Tapi, aku tidak bisa menanyakannya.

Ia menurunkanku dan haya berkata sepatah kata. ”Jam setengah tujuh kujemput di depan rumahmu besok pagi...” tidak jelas saat itu aku mengangguk atau tidak. Tetapi, ketika motornya melaju pergi, pandanganku sudah memburam.
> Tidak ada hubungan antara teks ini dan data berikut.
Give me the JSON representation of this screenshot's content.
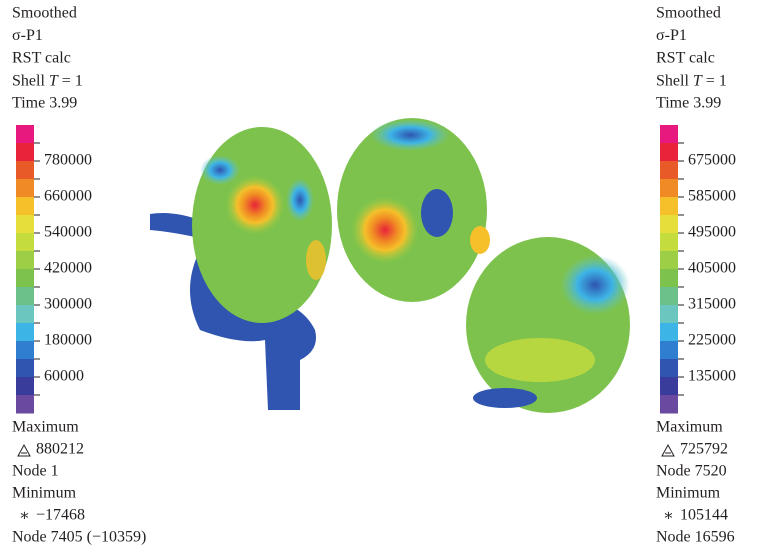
{
  "legends": [
    {
      "lines": [
        "Smoothed",
        "σ-P1",
        "RST calc"
      ],
      "shell": {
        "prefix": "Shell ",
        "variable": "T",
        "suffix": " = 1"
      },
      "time": "Time 3.99",
      "ticks": [
        "780000",
        "660000",
        "540000",
        "420000",
        "300000",
        "180000",
        "60000"
      ],
      "max_label": "Maximum",
      "max_value": "880212",
      "max_node": "Node 1",
      "min_label": "Minimum",
      "min_value": "−17468",
      "min_node": "Node 7405 (−10359)"
    },
    {
      "lines": [
        "Smoothed",
        "σ-P1",
        "RST calc"
      ],
      "shell": {
        "prefix": "Shell ",
        "variable": "T",
        "suffix": " = 1"
      },
      "time": "Time 3.99",
      "ticks": [
        "675000",
        "585000",
        "495000",
        "405000",
        "315000",
        "225000",
        "135000"
      ],
      "max_label": "Maximum",
      "max_value": "725792",
      "max_node": "Node 7520",
      "min_label": "Minimum",
      "min_value": "105144",
      "min_node": "Node 16596"
    }
  ],
  "colorbar_colors": [
    "#e8197e",
    "#e8233a",
    "#e85a28",
    "#f08a24",
    "#f5c02a",
    "#e6de3a",
    "#c5dc3e",
    "#9ccf45",
    "#7cc24c",
    "#6cc08a",
    "#6cc6c0",
    "#3db4e6",
    "#2f7ed0",
    "#2f55b0",
    "#3a3c9c",
    "#6a4aa0"
  ]
}
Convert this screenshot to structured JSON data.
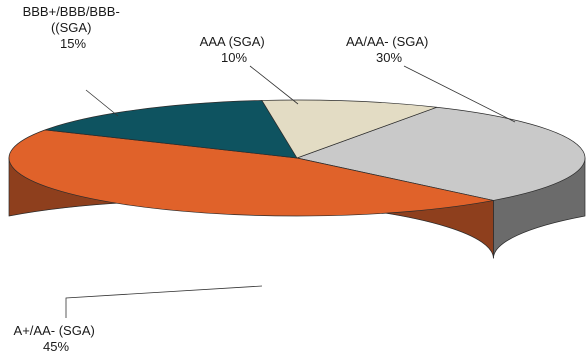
{
  "chart_data": {
    "type": "pie",
    "style": "3d",
    "slices": [
      {
        "label_lines": [
          "AA/AA- (SGA)"
        ],
        "percent_label": "30%",
        "value": 30,
        "color": "#c9c9c9",
        "side_color": "#6b6b6b"
      },
      {
        "label_lines": [
          "A+/AA- (SGA)"
        ],
        "percent_label": "45%",
        "value": 45,
        "color": "#e0622a",
        "side_color": "#8e3f1d"
      },
      {
        "label_lines": [
          "BBB+/BBB/BBB-",
          "((SGA)"
        ],
        "percent_label": "15%",
        "value": 15,
        "color": "#0e5360",
        "side_color": "#0a3b44"
      },
      {
        "label_lines": [
          "AAA (SGA)"
        ],
        "percent_label": "10%",
        "value": 10,
        "color": "#e3dcc4",
        "side_color": "#a89f85"
      }
    ],
    "legend": "none"
  }
}
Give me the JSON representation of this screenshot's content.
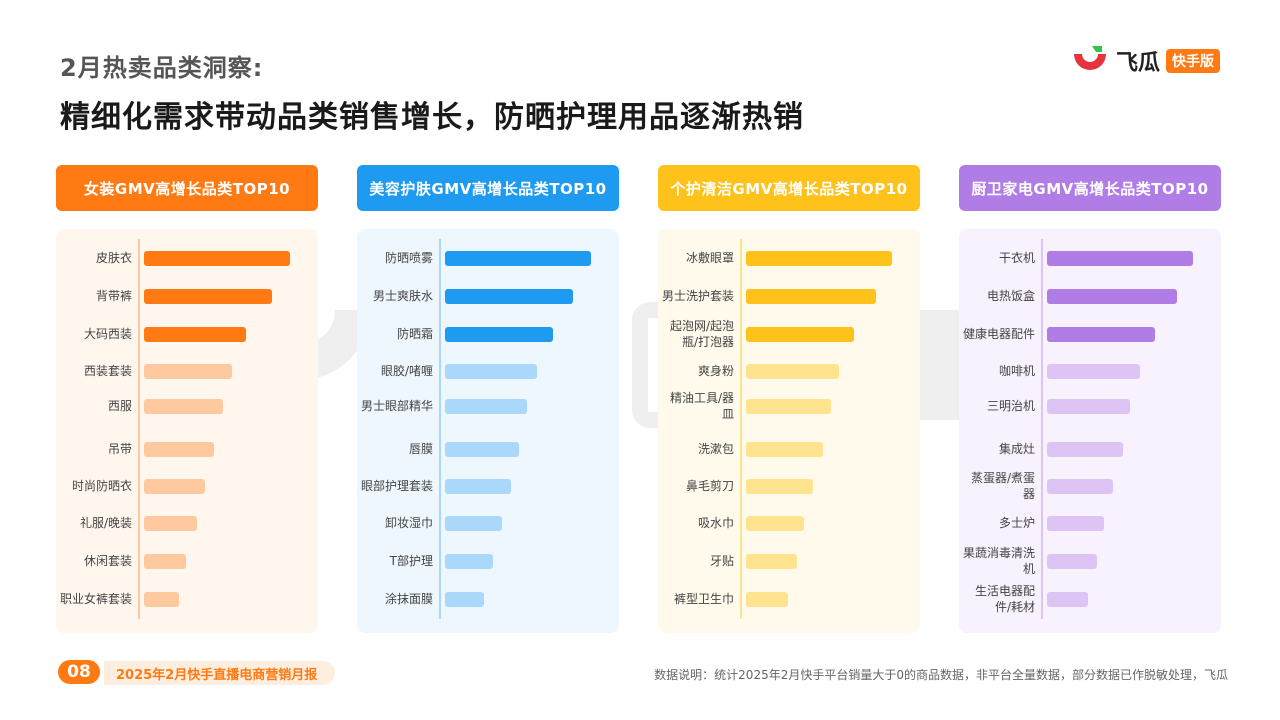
{
  "header": {
    "subtitle": "2月热卖品类洞察:",
    "headline": "精细化需求带动品类销售增长，防晒护理用品逐渐热销"
  },
  "logo": {
    "text": "飞瓜",
    "badge": "快手版",
    "icon": "feigua-logo-icon"
  },
  "footer": {
    "page_number": "08",
    "report_name": "2025年2月快手直播电商营销月报",
    "note": "数据说明：统计2025年2月快手平台销量大于0的商品数据，非平台全量数据，部分数据已作脱敏处理，飞瓜"
  },
  "chart_data": [
    {
      "type": "bar",
      "title": "女装GMV高增长品类TOP10",
      "accent": "#ff7a12",
      "light": "#ffc9a0",
      "panel_bg": "#fff6ee",
      "title_bg": "#ff7a12",
      "categories": [
        "皮肤衣",
        "背带裤",
        "大码西装",
        "西装套装",
        "西服",
        "吊带",
        "时尚防晒衣",
        "礼服/晚装",
        "休闲套装",
        "职业女裤套装"
      ],
      "values": [
        10,
        8.8,
        7,
        6,
        5.4,
        4.8,
        4.2,
        3.6,
        2.9,
        2.4
      ]
    },
    {
      "type": "bar",
      "title": "美容护肤GMV高增长品类TOP10",
      "accent": "#1e9af0",
      "light": "#a9d8fa",
      "panel_bg": "#eef6fe",
      "title_bg": "#1e9af0",
      "categories": [
        "防晒喷雾",
        "男士爽肤水",
        "防晒霜",
        "眼胶/啫喱",
        "男士眼部精华",
        "唇膜",
        "眼部护理套装",
        "卸妆湿巾",
        "T部护理",
        "涂抹面膜"
      ],
      "values": [
        10,
        8.8,
        7.4,
        6.3,
        5.6,
        5.1,
        4.5,
        3.9,
        3.3,
        2.7
      ]
    },
    {
      "type": "bar",
      "title": "个护清洁GMV高增长品类TOP10",
      "accent": "#ffc21a",
      "light": "#ffe38f",
      "panel_bg": "#fffaeb",
      "title_bg": "#ffc21a",
      "categories": [
        "冰敷眼罩",
        "男士洗护套装",
        "起泡网/起泡瓶/打泡器",
        "爽身粉",
        "精油工具/器皿",
        "洗漱包",
        "鼻毛剪刀",
        "吸水巾",
        "牙贴",
        "裤型卫生巾"
      ],
      "values": [
        10,
        8.9,
        7.4,
        6.4,
        5.8,
        5.3,
        4.6,
        4.0,
        3.5,
        2.9
      ]
    },
    {
      "type": "bar",
      "title": "厨卫家电GMV高增长品类TOP10",
      "accent": "#b07ce6",
      "light": "#ddc4f5",
      "panel_bg": "#f7f2fd",
      "title_bg": "#b07ce6",
      "categories": [
        "干衣机",
        "电热饭盒",
        "健康电器配件",
        "咖啡机",
        "三明治机",
        "集成灶",
        "蒸蛋器/煮蛋器",
        "多士炉",
        "果蔬消毒清洗机",
        "生活电器配件/耗材"
      ],
      "values": [
        10,
        8.9,
        7.4,
        6.4,
        5.7,
        5.2,
        4.5,
        3.9,
        3.4,
        2.8
      ]
    }
  ]
}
Air mataku tumpah begitu saja.

”Yo Won? Kenapa? Masuklah, hari sudah malam...” Mama membuka pintu dan menarik bahuku. Detik itu juga aku menghambur ke pelukannya dan menangis sejadi-jadinya.

Aku bodoh kalau tidak merasakannya. Aku bodoh kalau tidak mengakuinya. Aku, Lee Yo Won, sudah jatuh cinta pada Kim Nam Gil. Tepat pada saat ia menghempaskanku dari awan ke bumi.